Postado em 01/01/1999
Um obsessivo interesse pelo detalhe era a principal característica de Ken O Casey. Em contrapartida, o conjunto se esbatia frouxamente em seu cérebro, onde uma percepção fragmentada do mundo era responsável por um acervo de imagens, formas e conteúdos sem nexo, que a mente de Ken classificava e arquivava sem muita diligência, ou tolerância.
Assim é que naquela tarde, em que encontraria White para um assunto delicado, dizendo respeito a impostos atrasados (seus, evidentemente, jamais de White), na Lombard Street, lado oeste, decidiu, para revigorar suas energias abaladas pela injeção de desânimo que lhe aplicara White, visitar a filha Dorothy que, de acordo com seus duvidosos cálculos, estava no oitavo mês de gravidez. Dorothy morava não muito longe dali, na Summer Street, lado sul, e a idéia de lhe fazer uma surpresa entusiasmou-o.

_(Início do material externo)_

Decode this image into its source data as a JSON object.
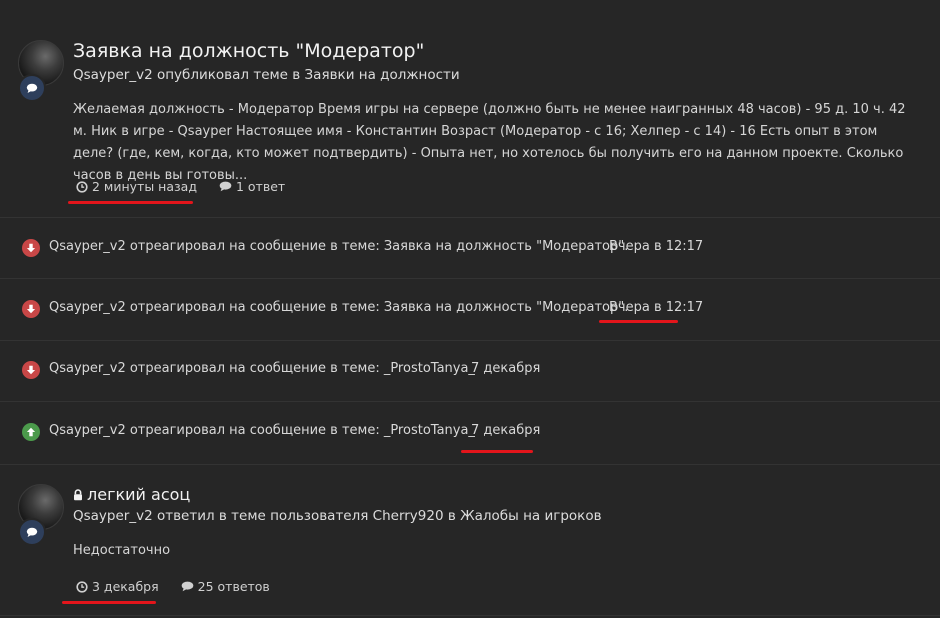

De fato, entre o fisco com suas impertinentes exigências e a visão cheia de ternura de um netinho que teria o mesmo queixo arredondado, as mesmas bochechas estufadas como nádegas e os mesmos dentinhos de rato, plantados espaçadamente na boquinha gulosa; entre essas visões, uma atropelando a outra na disputa por um espaço exclusivo nas projeções mentais de Ken, ele titubeava, ziguezagueando pela rua sem saber se ia ter com White para enfrentar o fisco, ou visitava Dorothy, para imaginar com mais conforto e muito menos esforço os traços faciais do neto. Decidiu pela última.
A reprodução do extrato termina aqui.